CANADIAN PUNK ROCK T-SHIRT LAUNCH PARTY with TORONTO PUNK ROCK ALL-STARS featuring the SCREWED and RAVING MOJOS at the Horseshoe (370 Queen West), tonight (Thursday, June 29), 8 pm. $3. 416-598-4753. Rating: NNNNN
Long before the music industry figured out how to turn punk rock into a marketable commodity, people were wearing T-shirts emblazoned with the names of their favourite artists. One of those early DIY fans was musician/filmmaker and Rivet zine mainman Stacey Case, who currently runs the full-service mechandising operation Merch Guy, making T-shirts, posters and buttons for bands when he isn't raising a ruckus with his own wrestle-rock masked avengers, the Tijuana Bibles. For Case, T-shirts were always an integral part of the punk rock culture.
"I'm from Niagara-on-the-Lake," explains Case from his workspace, "and even before I was old enough to drink, my friends and I were regularly taking the bus from St. Catharines to Toronto to see punk rock shows at the Cabana and in Kensington Market. If bands were selling stuff at their gig, I'd always buy a T-shirt even before I'd get their record.
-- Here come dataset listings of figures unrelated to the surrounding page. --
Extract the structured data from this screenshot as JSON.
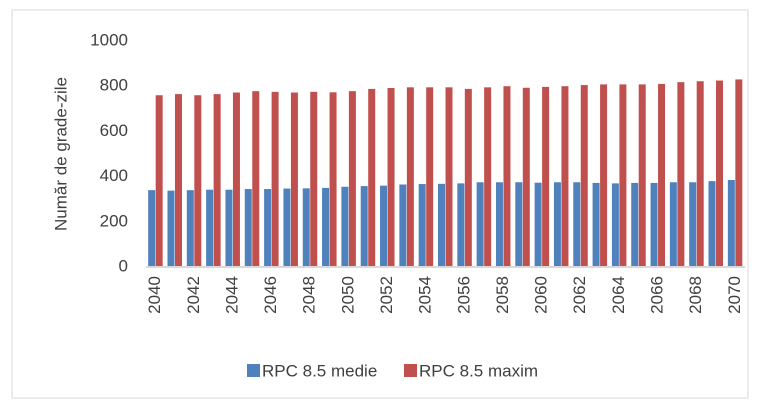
{
  "chart_data": {
    "type": "bar",
    "y_label": "Număr de grade-zile",
    "categories": [
      "2040",
      null,
      "2042",
      null,
      "2044",
      null,
      "2046",
      null,
      "2048",
      null,
      "2050",
      null,
      "2052",
      null,
      "2054",
      null,
      "2056",
      null,
      "2058",
      null,
      "2060",
      null,
      "2062",
      null,
      "2064",
      null,
      "2066",
      null,
      "2068",
      null,
      "2070"
    ],
    "series": [
      {
        "name": "RPC 8.5 medie",
        "color": "#4f81bd",
        "values": [
          340,
          338,
          340,
          342,
          342,
          345,
          345,
          347,
          348,
          350,
          355,
          358,
          360,
          365,
          367,
          368,
          370,
          375,
          375,
          375,
          373,
          375,
          375,
          372,
          370,
          372,
          372,
          375,
          375,
          380,
          385
        ]
      },
      {
        "name": "RPC 8.5 maxim",
        "color": "#c0504d",
        "values": [
          760,
          765,
          760,
          765,
          772,
          778,
          775,
          772,
          775,
          773,
          778,
          788,
          792,
          795,
          795,
          795,
          788,
          795,
          800,
          793,
          797,
          800,
          805,
          808,
          808,
          808,
          810,
          818,
          822,
          825,
          830
        ]
      }
    ],
    "ylim": [
      0,
      1000
    ],
    "yticks": [
      0,
      200,
      400,
      600,
      800,
      1000
    ],
    "legend": "bottom"
  }
}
There was just something about being the only guy in the neighbourhood with a really cool shirt."
Yet despite his abiding respect for the T as a fashion statement and his near-obsessive passion for the screen printing process, Case's day-to-day work delivering a top-quality product to client specifications wasn't entirely fulfilling.
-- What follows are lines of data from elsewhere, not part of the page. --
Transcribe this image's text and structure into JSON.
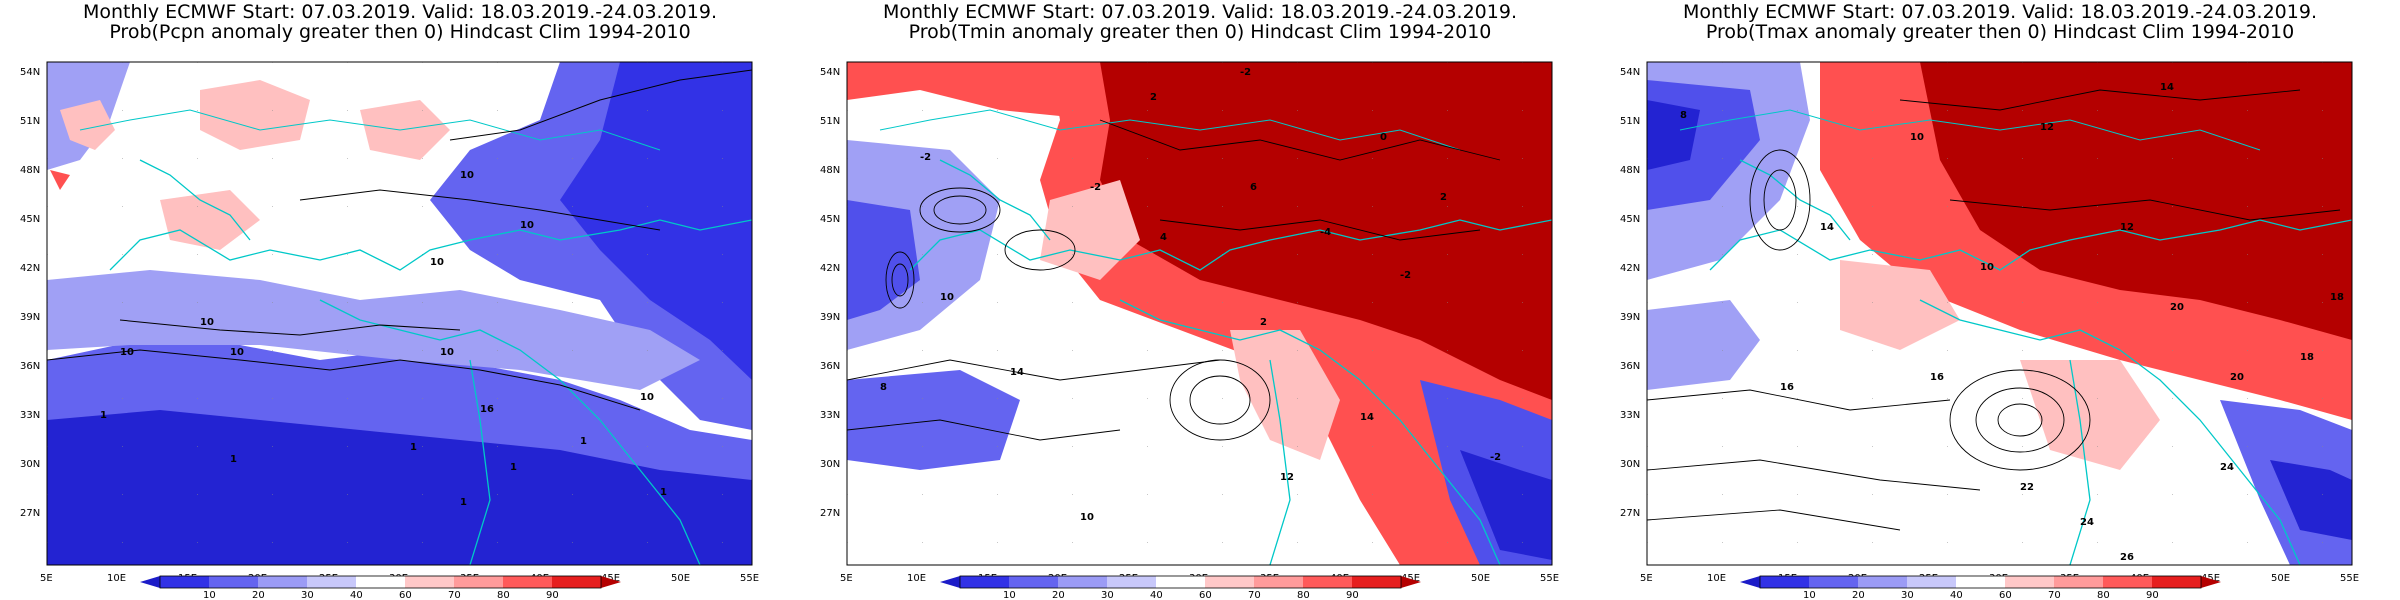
{
  "panels": [
    {
      "id": "pcpn",
      "title_line1": "Monthly ECMWF Start: 07.03.2019. Valid: 18.03.2019.-24.03.2019.",
      "title_line2": "Prob(Pcpn anomaly greater then 0) Hindcast Clim 1994-2010",
      "contour_labels": [
        "10",
        "10",
        "10",
        "10",
        "10",
        "10",
        "10",
        "10",
        "1",
        "1",
        "1",
        "1",
        "1",
        "1",
        "1",
        "16"
      ]
    },
    {
      "id": "tmin",
      "title_line1": "Monthly ECMWF Start: 07.03.2019. Valid: 18.03.2019.-24.03.2019.",
      "title_line2": "Prob(Tmin anomaly greater then 0) Hindcast Clim 1994-2010",
      "contour_labels": [
        "-2",
        "2",
        "-2",
        "4",
        "-2",
        "6",
        "-4",
        "-2",
        "2",
        "10",
        "14",
        "8",
        "12",
        "10",
        "14",
        "-2",
        "0",
        "2"
      ]
    },
    {
      "id": "tmax",
      "title_line1": "Monthly ECMWF Start: 07.03.2019. Valid: 18.03.2019.-24.03.2019.",
      "title_line2": "Prob(Tmax anomaly greater then 0) Hindcast Clim 1994-2010",
      "contour_labels": [
        "8",
        "10",
        "12",
        "14",
        "16",
        "18",
        "20",
        "22",
        "24",
        "10",
        "12",
        "14",
        "16",
        "20",
        "24",
        "26",
        "18"
      ]
    }
  ],
  "lat_labels": [
    "54N",
    "51N",
    "48N",
    "45N",
    "42N",
    "39N",
    "36N",
    "33N",
    "30N",
    "27N"
  ],
  "lon_labels": [
    "5E",
    "10E",
    "15E",
    "20E",
    "25E",
    "30E",
    "35E",
    "40E",
    "45E",
    "50E",
    "55E"
  ],
  "colorbar": {
    "ticks": [
      "10",
      "20",
      "30",
      "40",
      "60",
      "70",
      "80",
      "90"
    ],
    "colors": [
      "#1c1cc8",
      "#3232e6",
      "#6464f0",
      "#9b9bf5",
      "#c8c8fa",
      "#ffffff",
      "#ffc8c8",
      "#ff9b9b",
      "#ff5a5a",
      "#e61e1e",
      "#b40000"
    ]
  },
  "palette": {
    "blue_deep": "#2323d2",
    "blue": "#5050eb",
    "blue_light": "#a0a0f5",
    "white": "#ffffff",
    "pink": "#ffc0c0",
    "red": "#ff5050",
    "red_dark": "#b40000",
    "coast": "#00c8c8",
    "contour": "#000000"
  }
}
His creative ambitions led to a brilliant new line of fully licensed Canadian punk rock band T-shirts from the late 70s and early 80s featuring the logos and associated imagery of his fave artists, like the Viletones, the Raving Mojos, the Forgotten Rebels, Deja Voodoo and the Diodes, with more to come.
"When I started running the print shop out of my garage, the whole plan was to offer an affordable alternative screen printing service to people in other bands going on tour. Other than the odd Tijuana Bibles shirt, I wasn't really making anything for myself. As much as I love screen printing, I wanted to do something for me.
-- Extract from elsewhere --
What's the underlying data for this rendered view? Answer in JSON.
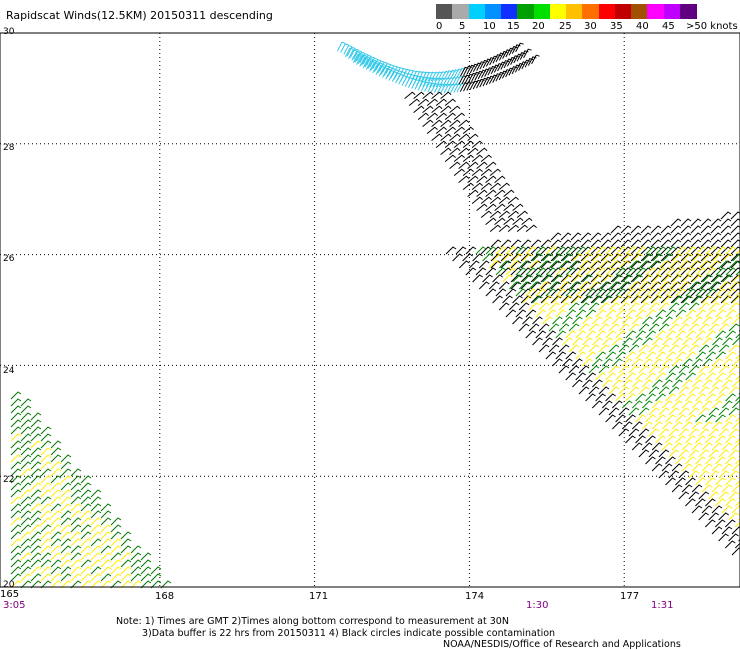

"So I made these Parkdale, Toronto T-shirts and gave some to my friend Deirdre O'Sullivan, who runs a T-shirt store on Queen West called I'm With Stupid, and they soon became her number-one seller. So we started thinking about what other kinds of shirts we could make.
"That's when we hit on the idea of a line of Canadian punk rock band T-shirts that would be fully licensed, with the artists' consent. I knew Fred Robinson from the Chickens was also in UIC, so I asked him about doing a UIC shirt and he said, 'Sure, sounds great!' That's how it all started. It was like, 'What bands' shirt would I want to wear?' and then tracking down the artists, which has been an interesting experience in itself."
Case debuts his new UIC shirt at a punk-rock-star-studded launch party tonight (Thursday, June 29) at the Horseshoe, appropriately enough the historic site of the great December 1, 1978, Toronto punk scene summit, The Last Pogo.
The show is scheduled to open with a short Raving Mojos set, followed by performances by a series of special guest singers said to include the Forgotten Rebels' Mickey DeSadist and Chris Houston, Lucasta of the B-Girls, Deja Voodoo's Gerard Van Herk, Johnny MacLeod of Johnny & the G-Rays, all backed by the Screwed, featuring John Borra (Change of Heart), Steve Koch (Demics, Viletones), Cleave Anderson (Battered Wives) and Steve Sinister (the Sinisters).
Somewhat oddly, Viletones frontman Steve Leckie is slated to spin classic punk rock tunes from CDs between sets rather than perform with his notorious group.
"Well," sighs Case, "Steve really wanted the Viletones to play, but when he started calling up the other members to find out who was available, they all wanted to appear onstage. That wasn't going to be possible, so he decided against the idea of a Viletones performance altogether.
"As I got more involved in putting together this launch party, the more I found out about the politics of the Toronto scene and all the distinct factions involved. Not having grown up here, I wasn't aware there was an OCA art school crowd and a Kensington Market crowd and those groups just didn't play shows together. So I really don't know for sure who's going to show up on Thursday or what's going to happen when they do, but hopefully everyone will relax and enjoy themselves.
"Hey, it's only three bucks to get in - just like 1977 all over again."